Rettifica della detrazione: per i beni ammortizzabili valutazioni a fine anno
La soluzione sarebbe la più semplice, ma urge il chiarimento delle Entrate
Una delle conseguenze del passaggio di regime – da forfettario a ordinario e viceversa – è la rettifica della detrazione Iva. Con le nuove regole, l’uscita dal regime può infatti essere “immediata” e bisogna valutare con attenzione gli effetti del meccanismo.
Si tratta, in particolare, di una rettifica da cambio di regime ex articolo 19-bis.2, comma 3, del Dpr 633/1972. Secondo tale norma, la rettifica è eseguita limitatamente ai beni e ai servizi non ancora ceduti o non ancora utilizzati e, per i beni ammortizzabili, se non sono trascorsi quattro anni (nove in caso di immobili) da quello dell’entrata in funzione.
Beni e servizi non usati
Per beni e servizi la rettifica è eseguita in un’unica soluzione, senza attendere il materiale impiego degli stessi (circolare 73/E/2007). Nella sostanza, se un bene è stato acquistato nell’anno, prima dell’uscita “istantanea” dal regime forfettario, non è stata operata la detrazione. Se lo stesso bene non è ancora stato ceduto o utilizzato (un caso ricorrente potrebbe essere quello di un bene merce) scatta la rettifica e, quindi, la possibilità di recuperare l’imposta inizialmente non detratta.
Lo stesso vale per i servizi non utilizzati. Sul punto va ricordato che la circolare 13/E del 2008, paragrafo 2.2, ha affermato che per i servizi “di durata” (nel caso di specie si trattava di rata e maxi-canone di leasing) la rettifica va operata in relazione alla frazione di imposta corrispondente al periodo di residua durata del contratto.
Beni ammortizzabili
Più complesso il ragionamento per i beni ammortizzabili. A parere di chi scrive, la soluzione preferibile, anche in un’ottica di semplificazione, sarebbe quella secondo cui la detrazione va operata considerando la situazione alla fine dell’anno. In caso di uscita “istantanea”, questo significherebbe che l’anno in cui si verifica l’evento è un anno per cui spetta la detrazione.

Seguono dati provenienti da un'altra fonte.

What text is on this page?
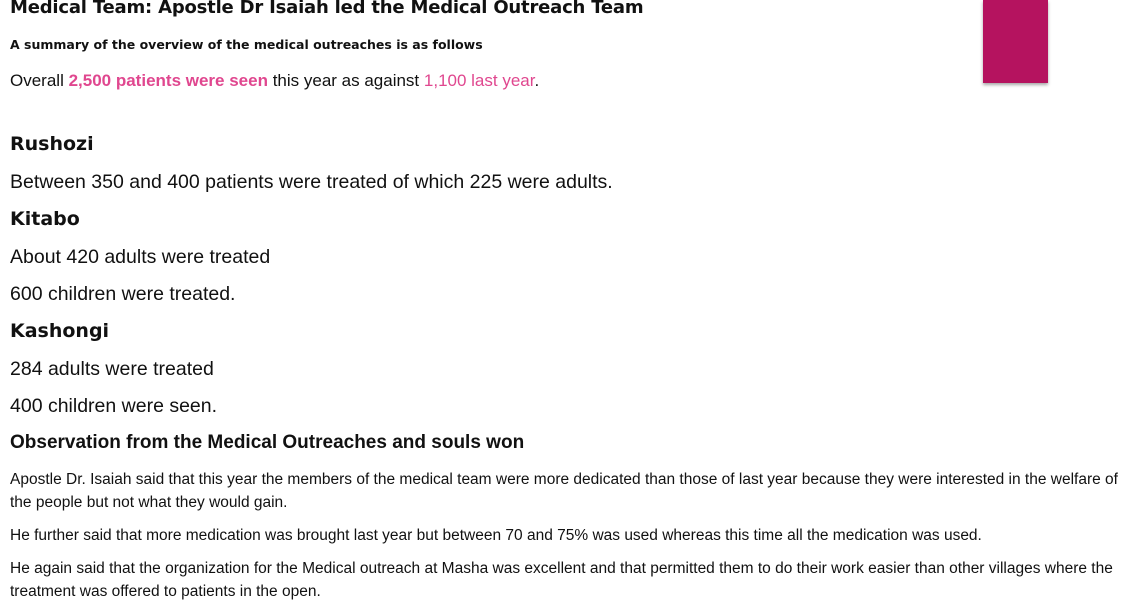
Medical Team: Apostle Dr Isaiah led the Medical Outreach Team
A summary of the overview of the medical outreaches is as follows
Overall 2,500 patients were seen this year as against 1,100 last year.
Rushozi
Between 350 and 400 patients were treated of which 225 were adults.
Kitabo
About 420 adults were treated
600 children were treated.
Kashongi
284 adults were treated
400 children were seen.
Observation from the Medical Outreaches and souls won
Apostle Dr. Isaiah said that this year the members of the medical team were more dedicated than those of last year because they were interested in the welfare of the people but not what they would gain.
He further said that more medication was brought last year but between 70 and 75% was used whereas this time all the medication was used.
He again said that the organization for the Medical outreach at Masha was excellent and that permitted them to do their work easier than other villages where the treatment was offered to patients in the open.
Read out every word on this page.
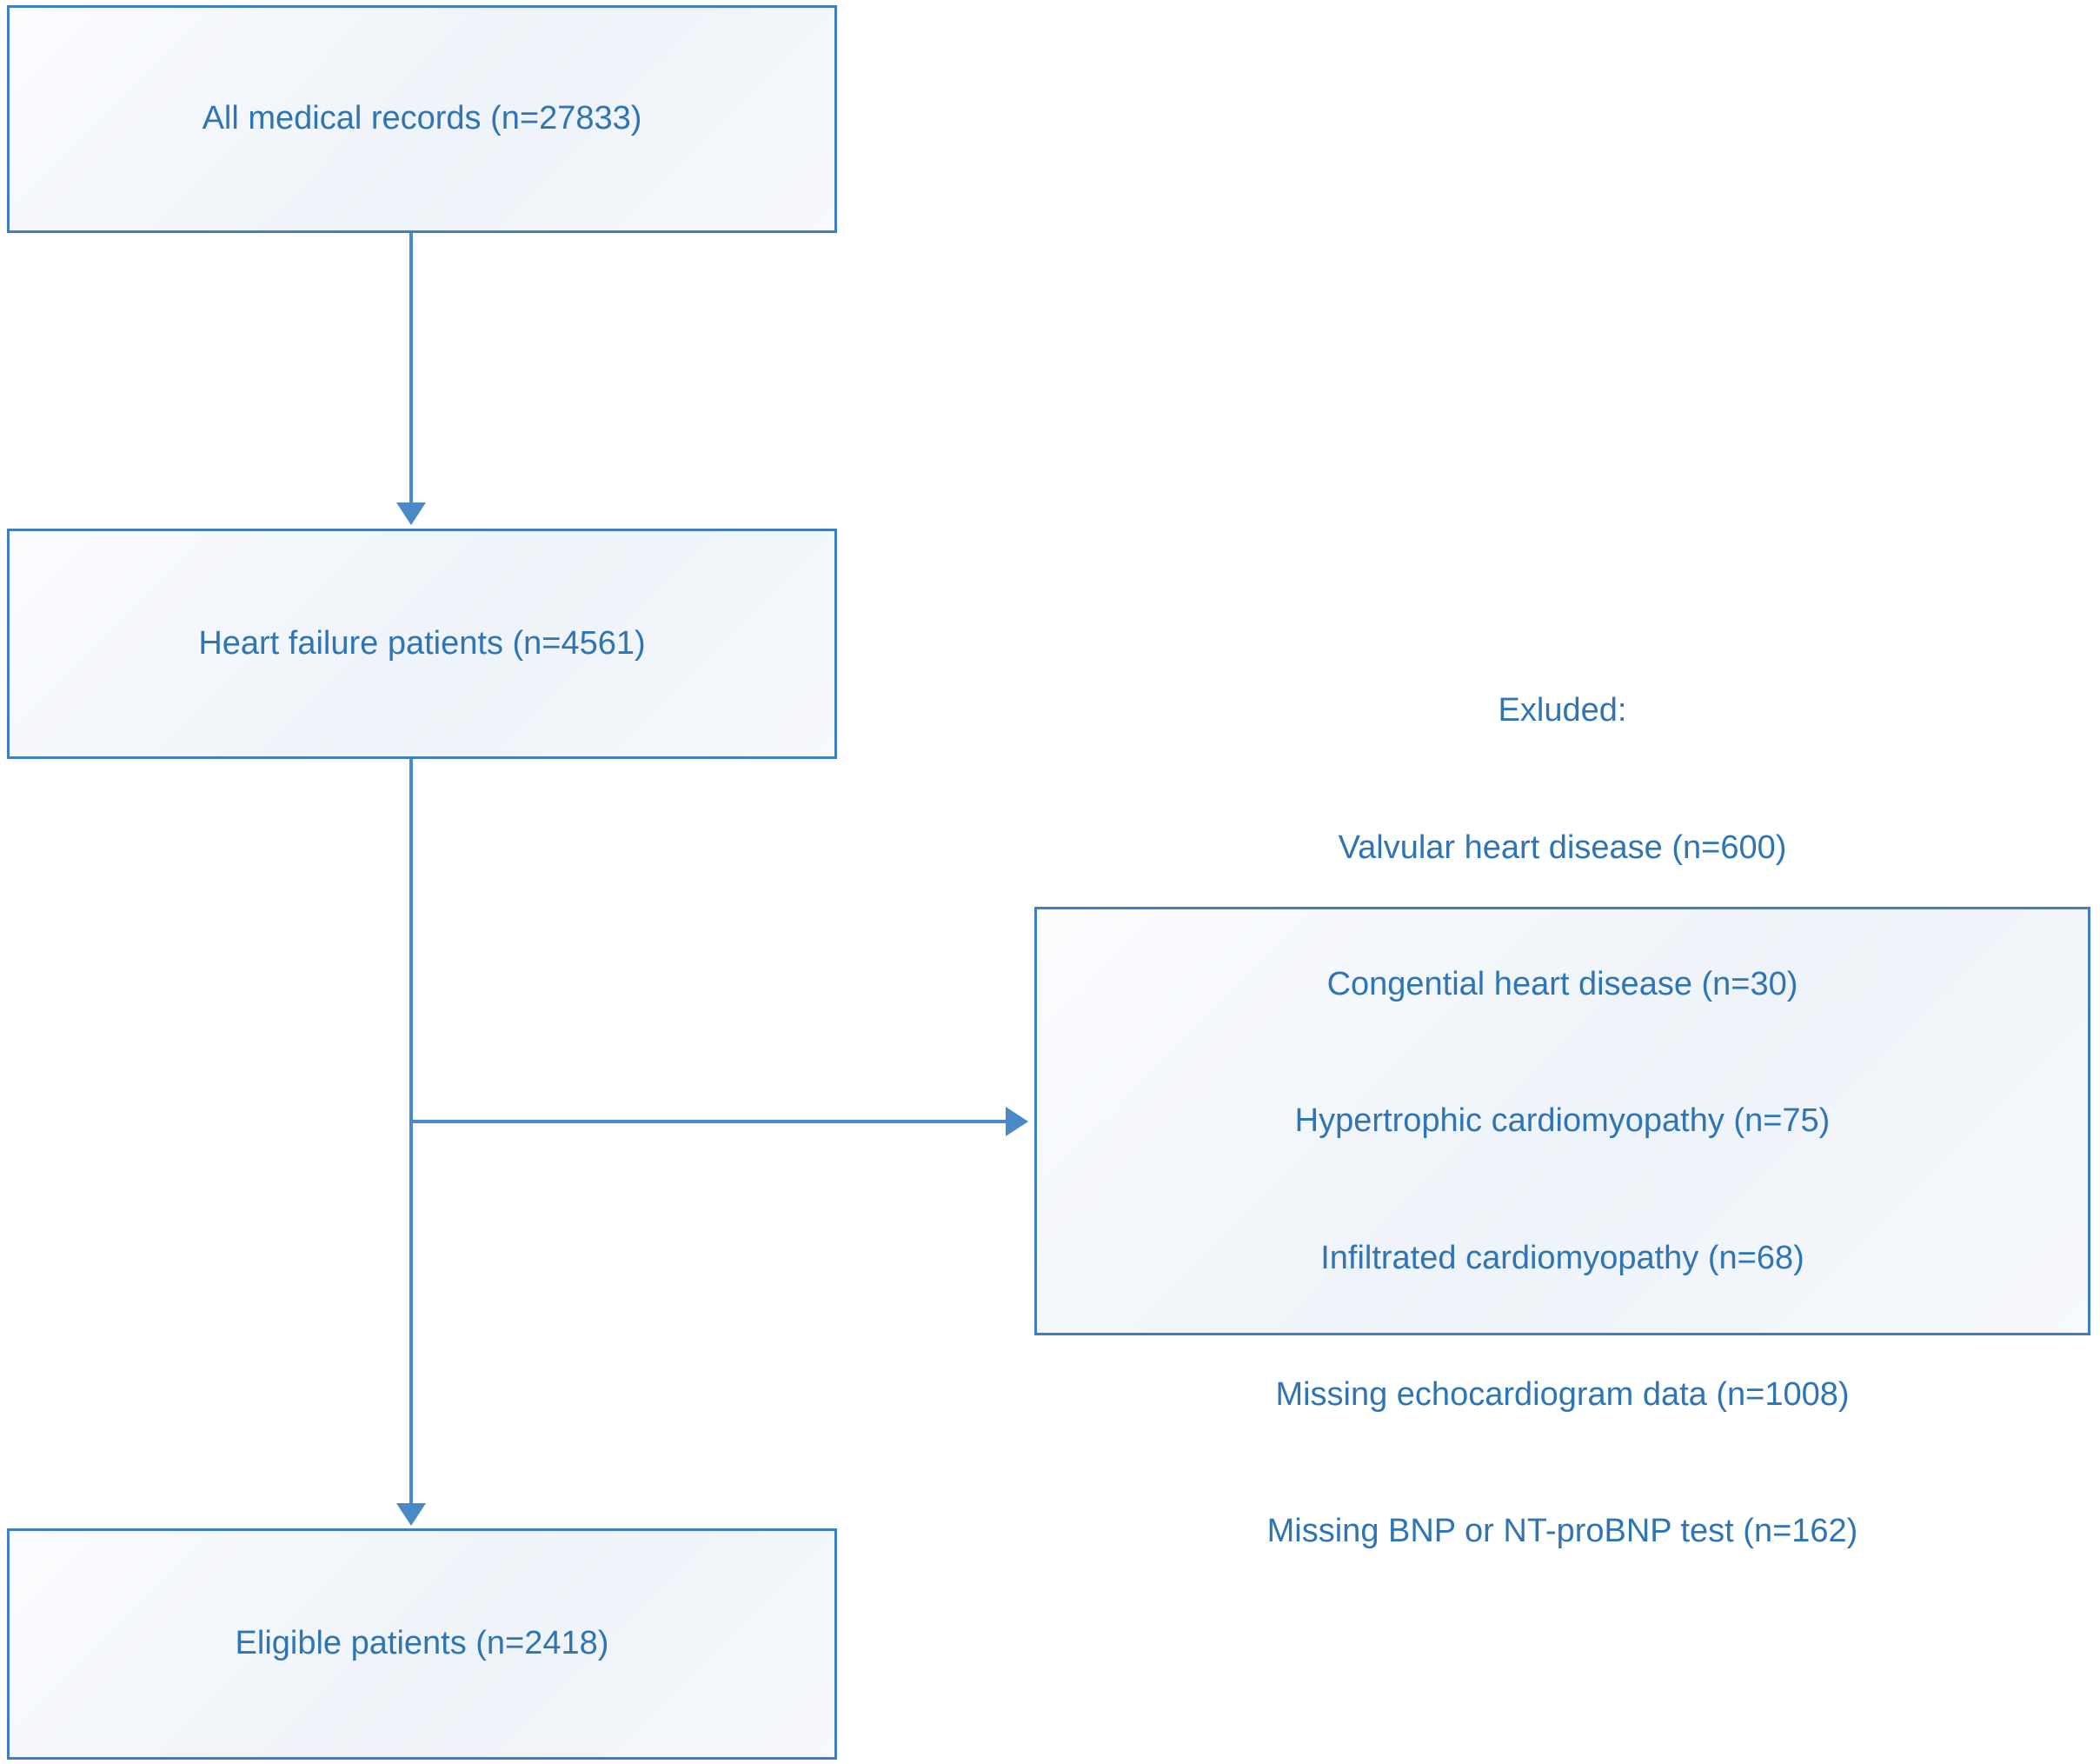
All medical records (n=27833)
Heart failure patients (n=4561)

Exluded:

Valvular heart disease (n=600)

Congential heart disease (n=30)

Hypertrophic cardiomyopathy (n=75)

Infiltrated cardiomyopathy (n=68)

Missing echocardiogram data (n=1008)

Missing BNP or NT-proBNP test (n=162)

Eligible patients (n=2418)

Si ipotizzi un soggetto che nel 2021 era in regime Iva ordinario. Lo stesso soggetto nel 2022 è passato in regime forfettario e, pertanto, nella dichiarazione relativa al 2021 ha rettificato i 4/5 dell’Iva sul bene ammortizzabile acquistato nello stesso anno. Nel 2023 supera 100mila euro di ricavi/compensi ed esce “istantaneamente” dal forfait. Seguendo il ragionamento proposto, il 2023 è un anno “ordinario” e, pertanto, sarebbe possibile recuperare i 3/5 dell’Iva sul cespite 2021.
In questa logica, se lo stesso contribuente acquistasse un bene ammortizzabile anche nel 2023 prima dell’uscita dal regime, potrebbe recuperare l’imposta non detratta direttamente in dichiarazione (in tal caso non si tratterebbe di rettifica in senso proprio, avvenendo nello stesso periodo).
In alternativa, si potrebbe considerare indetraibile il “quinto” se l’acquisto fosse avvenuto ante uscita, e al contrario si potrebbe esercitare la detrazione per gli acquisti successivi. Una simile impostazione sarebbe però difficilmente conciliabile in relazione ad acquisti effettuati in anni precedenti: l’anno di fuoriuscita sarebbe da considerarsi con detrazione spettante o no? La quadratura potrebbe consistere a questo punto nel determinare la quota detraibile del “quinto” in funzione dei mesi di applicazione del regime forfettario e di quello ordinario, come nelle ipotesi di operazioni straordinarie. Tale soluzione risulta però di difficile applicazione, visto che la dichiarazione annuale non implica la compilazione di più moduli in questi casi.
Serve quindi un chiarimento tempestivo delle Entrate che permetta agli operatori di pianificare le scelte d’investimento in un quadro di regole certe.